Is this an author you know and love (or hate), or are you still convinced that Balzac is the only French author worth reading?
His name is Michel Houellebecq and he has several interesting novels you might want to look into. First, he writes in French and it is always a good idea to read an author in the original language, but if your French is rusty or non-existent, Houellebecq is translated into English about as fast as it takes to bring out a paperback edition.
Houellebecq is a very contemporary writer. His novels express the thoughts and situations that have plagued the world for the last several decades and his fiction tends to suggest a possible direction for the future, bad as it may be. It’s probably not a good idea to expect a feel-good book from Houellebecq: he is not averse to being a quite raw and frightening, so be prepared. He is called the enfant terrible of deadpan cultural sniping and sloppy French Schadenfreude and I think that fits nicely. Here are a few of Houellebecq’s works:
- Whatever (Extension du domaine de la lutte): A deeply philosophical novel about an alienated young man searching for happiness in the computer age.
- The Elementary Particles [Atomized] (Les Particules élémentaires): A story of two very different brothers which is also a treatment on the destruction of society and the rise of political incorrectness.
- Platform (Plateforme): A misanthropic, sexually frustrated bureaucrat embarks on a package tour, amusing himself with snide commentary on his fellow vacationers and frequent visits to sex clubs.
- The Possibility of an Island (La Possibilité d’une île): A caustic filmmaker whose celebrity status earns him access to a cult of sexually promiscuous health fanatics who achieve immortality through cloning.

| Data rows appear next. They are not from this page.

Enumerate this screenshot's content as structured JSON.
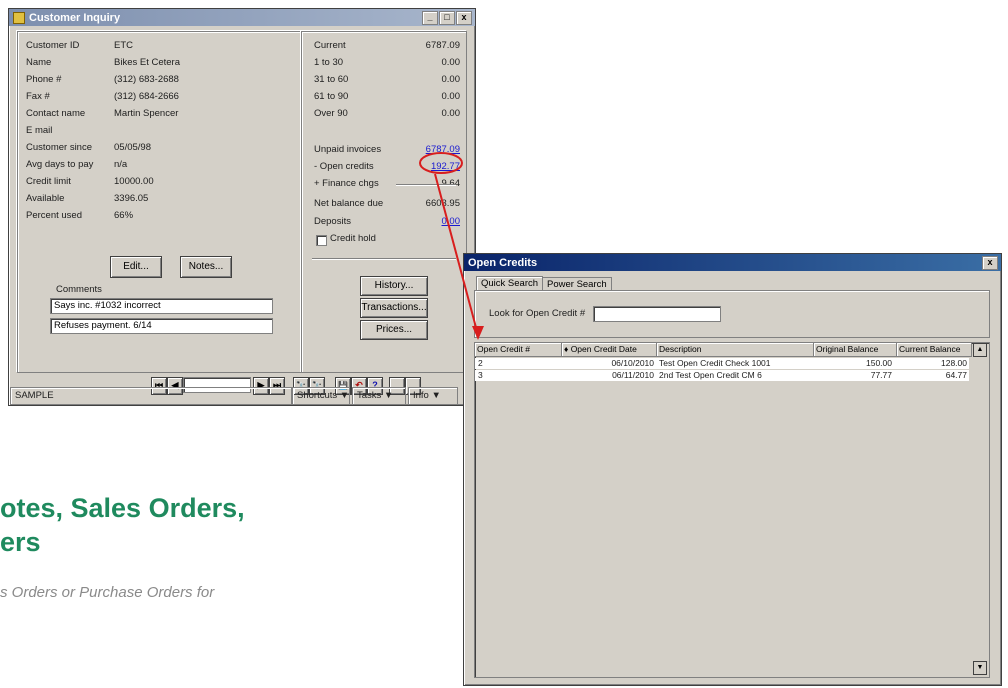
{
  "background_text": {
    "headline_line1": "otes, Sales Orders,",
    "headline_line2": "ers",
    "subline": "s Orders or Purchase Orders for",
    "headline_color": "#1f8a5e"
  },
  "customer_window": {
    "title": "Customer Inquiry",
    "title_buttons": [
      "_",
      "□",
      "x"
    ],
    "fields": [
      {
        "label": "Customer ID",
        "value": "ETC"
      },
      {
        "label": "Name",
        "value": "Bikes Et Cetera"
      },
      {
        "label": "Phone #",
        "value": "(312) 683-2688"
      },
      {
        "label": "Fax #",
        "value": "(312) 684-2666"
      },
      {
        "label": "Contact name",
        "value": "Martin Spencer"
      },
      {
        "label": "E mail",
        "value": ""
      },
      {
        "label": "Customer since",
        "value": "05/05/98"
      },
      {
        "label": "Avg days to pay",
        "value": "n/a"
      },
      {
        "label": "Credit limit",
        "value": "10000.00"
      },
      {
        "label": "Available",
        "value": "3396.05"
      },
      {
        "label": "Percent used",
        "value": "66%"
      }
    ],
    "aging": [
      {
        "label": "Current",
        "value": "6787.09"
      },
      {
        "label": "1 to 30",
        "value": "0.00"
      },
      {
        "label": "31 to 60",
        "value": "0.00"
      },
      {
        "label": "61 to 90",
        "value": "0.00"
      },
      {
        "label": "Over 90",
        "value": "0.00"
      }
    ],
    "summary": [
      {
        "label": "Unpaid invoices",
        "value": "6787.09",
        "link": true
      },
      {
        "label": "- Open credits",
        "value": "192.77",
        "link": true
      },
      {
        "label": "+ Finance chgs",
        "value": "9.64",
        "link": false
      }
    ],
    "net_balance": {
      "label": "Net balance due",
      "value": "6603.95"
    },
    "deposits": {
      "label": "Deposits",
      "value": "0.00"
    },
    "credit_hold_label": "Credit hold",
    "edit_button": "Edit...",
    "notes_button": "Notes...",
    "comments_label": "Comments",
    "comments": [
      "Says inc. #1032 incorrect",
      "Refuses payment. 6/14"
    ],
    "history_button": "History...",
    "transactions_button": "Transactions...",
    "prices_button": "Prices...",
    "nav_buttons": [
      "⏮",
      "◀",
      "▶",
      "⏭"
    ],
    "search_buttons": [
      "🔭",
      "🔭"
    ],
    "tool_buttons": [
      "💾",
      "↶",
      "?"
    ],
    "status_left": "SAMPLE",
    "status_menus": [
      "Shortcuts ▼",
      "Tasks ▼",
      "Info ▼"
    ]
  },
  "open_credits_window": {
    "title": "Open Credits",
    "close_button": "x",
    "tabs": [
      "Quick Search",
      "Power Search"
    ],
    "search_label": "Look for Open Credit #",
    "search_value": "",
    "columns": [
      "Open Credit #",
      "♦ Open Credit Date",
      "Description",
      "Original Balance",
      "Current Balance"
    ],
    "rows": [
      {
        "number": "2",
        "date": "06/10/2010",
        "description": "Test Open Credit Check 1001",
        "original": "150.00",
        "current": "128.00"
      },
      {
        "number": "3",
        "date": "06/11/2010",
        "description": "2nd Test Open Credit CM 6",
        "original": "77.77",
        "current": "64.77"
      }
    ]
  },
  "annotation": {
    "color": "#d81e1e"
  }
}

- The Map and the Territory (La Carte et le Territoire): The story of a successful artist that assists in the solution to a horrible crime.
I’m just starting to read The Possibility of an Island today so I should have a report in a few days. However, with the author’s reputation and my knowledge of his earlier works, someone may have to come over and rescue me from my depression.
(Note that there is a very interesting interview in The Paris Review, Fall 2010, and that is where the association of Michel Houellebecq and Iggy Pop comes from. Hey, if Iggy says The Possibility of an Island is the best book he has read in ten years, we better listen up.)